On high alert for historical infrastructure problems
Fred Caesar is on a mission to preserve historic sites in Butler County for future generations, which he feels can learn much from the past.
Caesar, president of the Friends of Saxonburg Museum, said the demise of aging infrastructure such as the John Roebling Wirerope Workshop in Saxonburg has the potential end to the stories these sites have to tell.
Caesar recently has been advocating an idea that could help not just the Roebling workshop, but other historical sites like it in Butler County.
“There is a need for aging historical infrastructure in the Butler County area,” Caesar said. “I was trying to come up with a way we could move some of the hotel tax and take a percentage of it and use it to put together a pool of money that could then be allocated based on the county commissioners to help maintain the historical infrastructure.”
Butler County has a 5% tax that is added to the cost of hotel rooms in the county.
County Treasurer Diane Marburger said 96% of the hotel tax goes the Butler County Tourism & Convention Bureau, and the other 4% goes to the county.
In 2022, the hotel tax grossed $2.4 million Marburger said, with almost $100,000 of that going to the county.
Caesar has met multiple times with the Butler County commissioners where he has advocated for money to help the infrastructure at the Roebling workshop, but he does see a need beyond Saxonburg.
“My approach to the county commissioners was not solely for Saxonburg,” Caesar said. “I was speaking for the whole county, because we need to come up with priorities.”
County Commissioner Leslie Osche said that the county hotel tax is fairly well tied up according to statutes, so she doesn’t know if that’s an option to help Caesar’s cause.

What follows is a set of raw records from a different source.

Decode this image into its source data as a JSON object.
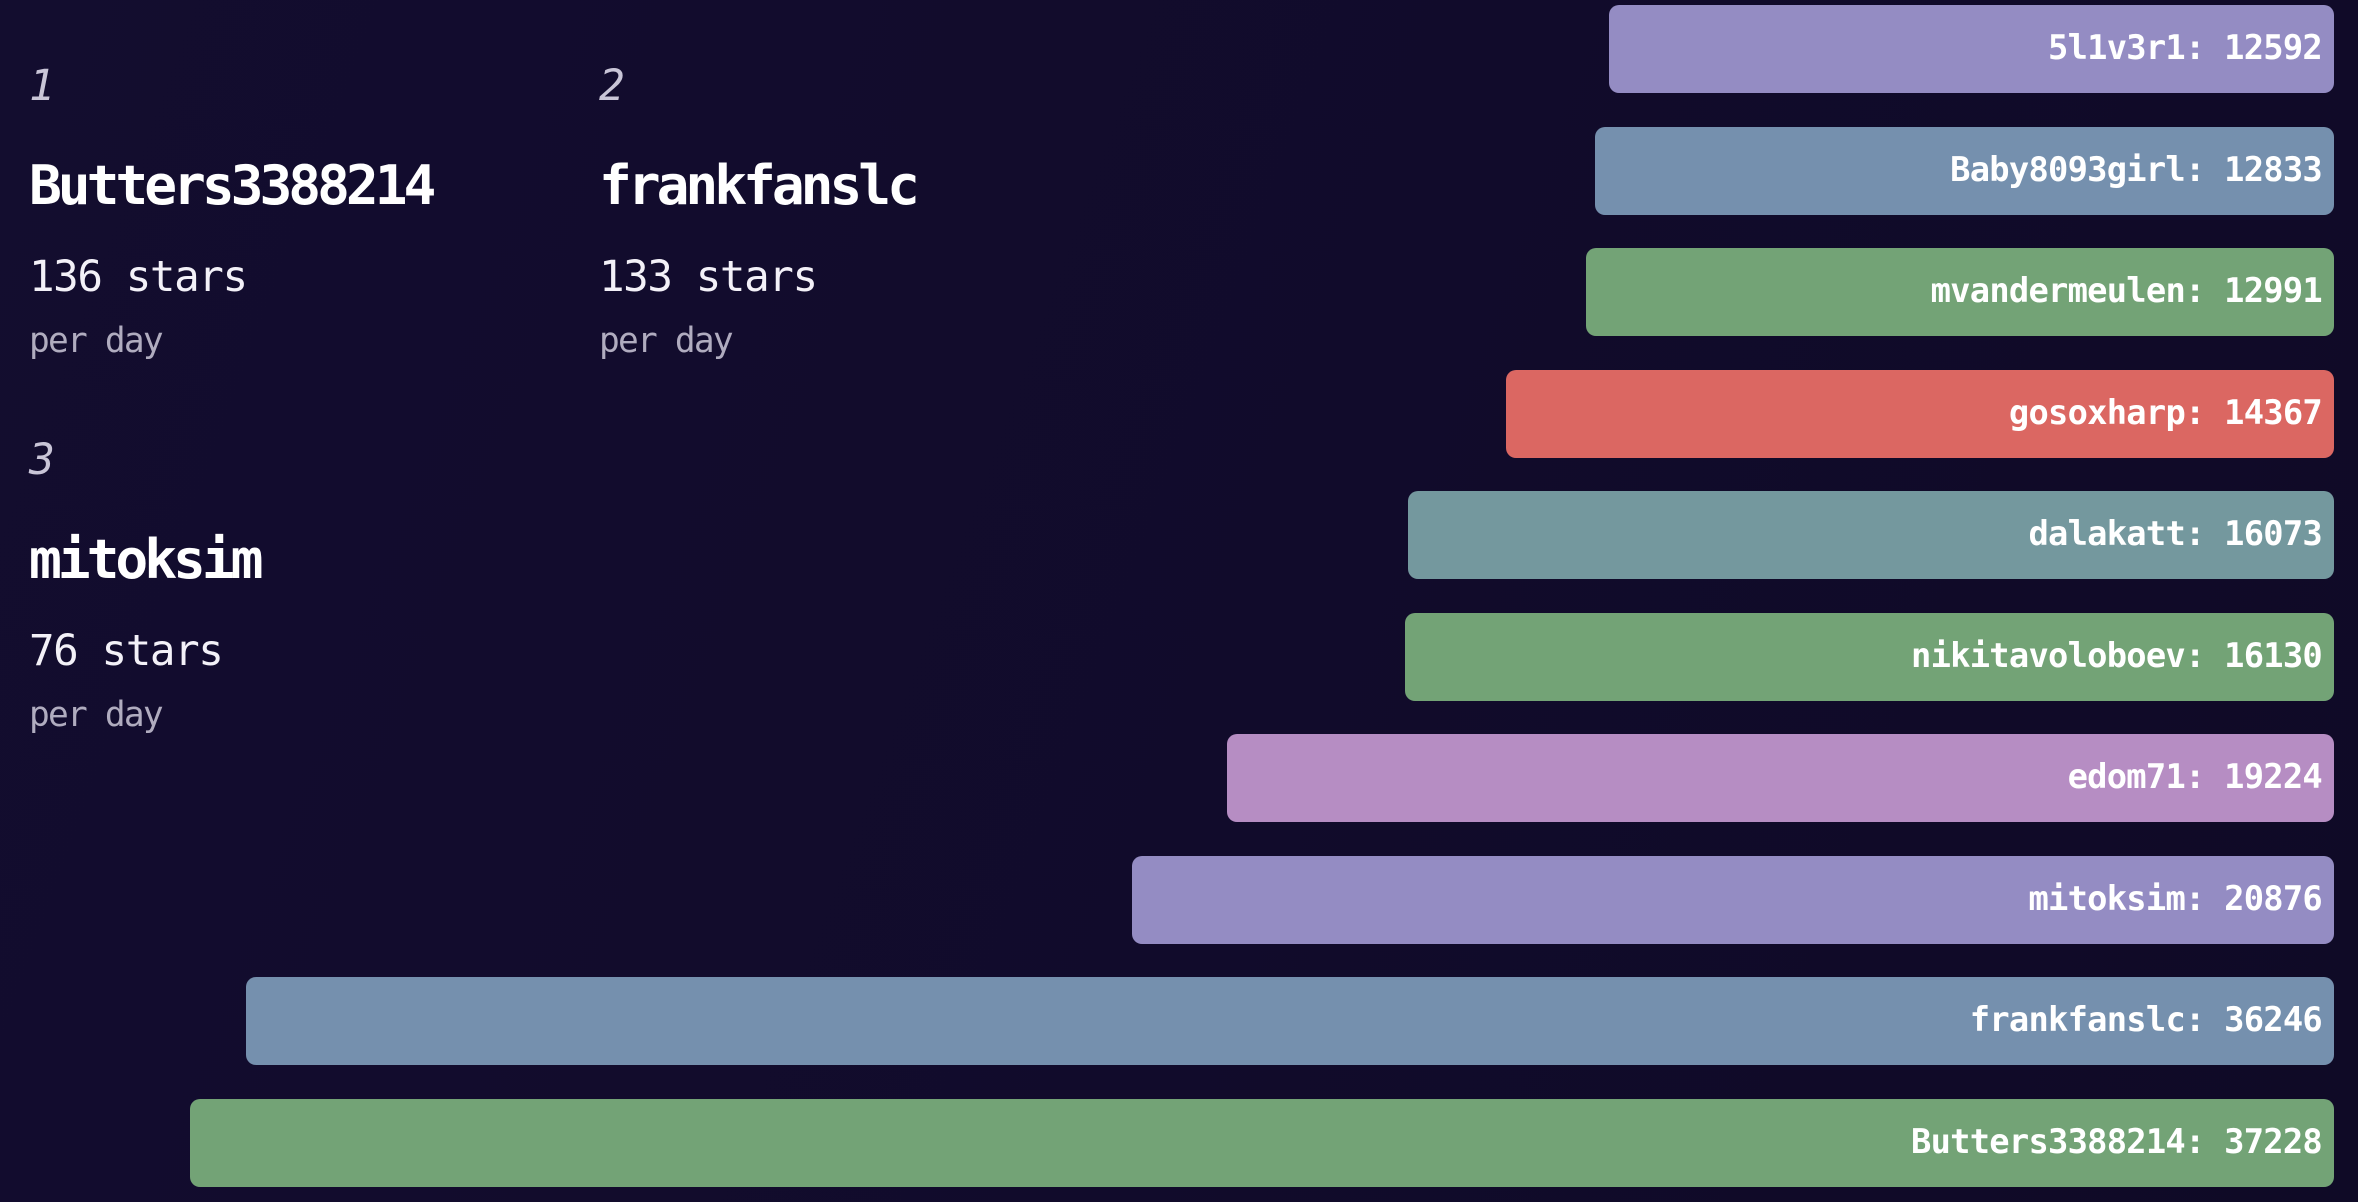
{
  "rankings": [
    {
      "rank": "1",
      "name": "Butters3388214",
      "stat": "136 stars",
      "unit": "per day"
    },
    {
      "rank": "2",
      "name": "frankfanslc",
      "stat": "133 stars",
      "unit": "per day"
    },
    {
      "rank": "3",
      "name": "mitoksim",
      "stat": "76 stars",
      "unit": "per day"
    }
  ],
  "chart_data": {
    "type": "bar",
    "orientation": "horizontal",
    "categories": [
      "5l1v3r1",
      "Baby8093girl",
      "mvandermeulen",
      "gosoxharp",
      "dalakatt",
      "nikitavoloboev",
      "edom71",
      "mitoksim",
      "frankfanslc",
      "Butters3388214"
    ],
    "values": [
      12592,
      12833,
      12991,
      14367,
      16073,
      16130,
      19224,
      20876,
      36246,
      37228
    ],
    "bar_colors": [
      "#948cc3",
      "#7590ae",
      "#73a376",
      "#db6762",
      "#74989e",
      "#73a376",
      "#b68dc3",
      "#948cc3",
      "#7590ae",
      "#73a376"
    ],
    "value_range": [
      0,
      37228
    ],
    "legend": "none",
    "grid": "off"
  },
  "colors": {
    "background": "#110b2b",
    "bar_text": "#ffffff",
    "rank_text": "#c9c5d7",
    "name_text": "#ffffff",
    "stat_text": "#f3f1f8",
    "unit_text": "#b0acbf"
  }
}
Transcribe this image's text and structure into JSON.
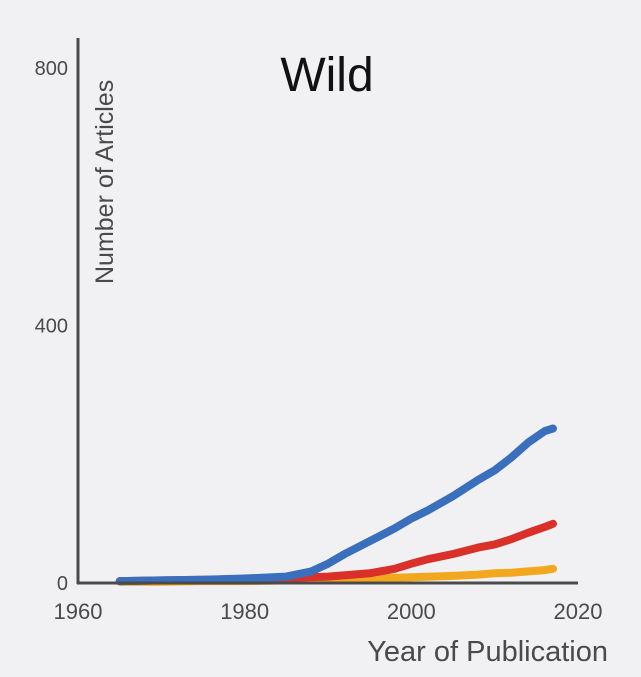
{
  "chart_data": {
    "type": "line",
    "title": "Wild",
    "xlabel": "Year of Publication",
    "ylabel": "Number of Articles",
    "xlim": [
      1960,
      2020
    ],
    "ylim": [
      0,
      800
    ],
    "x_ticks": [
      1960,
      1980,
      2000,
      2020
    ],
    "y_ticks": [
      0,
      400,
      800
    ],
    "grid": false,
    "legend": "none",
    "series": [
      {
        "color": "#3a6fbd",
        "x": [
          1965,
          1970,
          1975,
          1980,
          1985,
          1988,
          1990,
          1992,
          1995,
          1998,
          2000,
          2002,
          2005,
          2008,
          2010,
          2012,
          2014,
          2016,
          2017
        ],
        "values": [
          3,
          4,
          5,
          7,
          10,
          18,
          30,
          45,
          65,
          85,
          100,
          113,
          135,
          160,
          175,
          195,
          218,
          236,
          240
        ]
      },
      {
        "color": "#d9302a",
        "x": [
          1965,
          1970,
          1975,
          1980,
          1985,
          1990,
          1995,
          1998,
          2000,
          2002,
          2005,
          2008,
          2010,
          2012,
          2014,
          2016,
          2017
        ],
        "values": [
          3,
          4,
          5,
          6,
          8,
          10,
          15,
          22,
          30,
          37,
          45,
          55,
          60,
          68,
          78,
          87,
          92
        ]
      },
      {
        "color": "#f2a81e",
        "x": [
          1965,
          1970,
          1975,
          1980,
          1985,
          1990,
          1995,
          2000,
          2005,
          2008,
          2010,
          2012,
          2014,
          2016,
          2017
        ],
        "values": [
          2,
          2,
          3,
          3,
          4,
          5,
          7,
          9,
          11,
          13,
          15,
          16,
          18,
          20,
          22
        ]
      }
    ]
  }
}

“The hotel tax proceeds are deployed based on the size and class of your county,” Osche said. “We are a fourth-class county. Some of the higher classes have an ability to use some of those funds for economic development and other things.”
Undaunted, Caesar has began looking in other directions to help find money for his project and others like it.
“We may find out that there is another formula that we can put together,” Caesar said. “One of the goals in proposing the way I did is I do not want to see any money taken away from any social service programs to go for history. We need every dime we can to go towards social service needs in the county. That's why I turned to the hotel tax.”
Jack Cohen, president of the Butler County Tourism & Convention Bureau said the bureau offers grants to its members which can be used for whatever they see fit for their tourism business or organization.
“We do grants every year for $5,000 for improvements like that but (Caesar) never asked,” Cohen said. “All you have to do is fill out the papers and send them in.”
Caesar said improvements to the foundation of the Roebling workshop would exceed upward of $250,000, well above the grants given out by the tourism bureau.
“We’re beyond the $5,000 grants,” Caesar said. “That’s great to get in small ways, but we are talking of expenses that are way beyond those types of grants. We are talking significant dollars.”
Cohen said he wishes he could help allocate money from the bureau to assist with historical infrastructure because he also sees it as a growing problem, but if he helps one of the bureau’s roughly 400 members, he would have to then help all them.
“There’s no question if it’s historical, it can’t go away,” Cohen said. “It’s very important for the history to tell the story. When we send people to a museum like (Roebling), it’s a beautiful museum and what (Caesar) is talking about is very important.”
Osche said there are grants available that could help Caesar and those in similar situations, but there would need to be some money raised upfront, which would be matched.
“The other part of those grants is a match requirement and, in addition, you have to cash-flow it,” Osche said. “If they don’t have the cash on the front end that’s where we can be helpful. That’s what our parks do is cash-flow it on the front end, then get reimbursed on the back end.”
Caesar was invited to testify at an America 250PA‘s Infrastructure Improvements and Projects Committee hearing on June 16.
“I wanted to make sure the committee was aware of our project needs,” Caesar said. “In reading their mission plan, they’re running for 2026 to promote and have people be aware of the educational side of the commonwealth’s history.
“They were very receptive towards the history part of this and see the need. However, I am probably one of 100 that they would have to pick through.”
Caesar’s overall goal he said is to bring attention to this issue before it becomes too hard to fix.
He realizes that this is going to take some time, but he simply just wants to get the conversation moving at this point.
“There is going to have to be discussions and compromises,” Caesar said. “I don’t want us to lose sight of what our goal, which is to save what is the historical significance of Butler County for future generations so they know about our history.”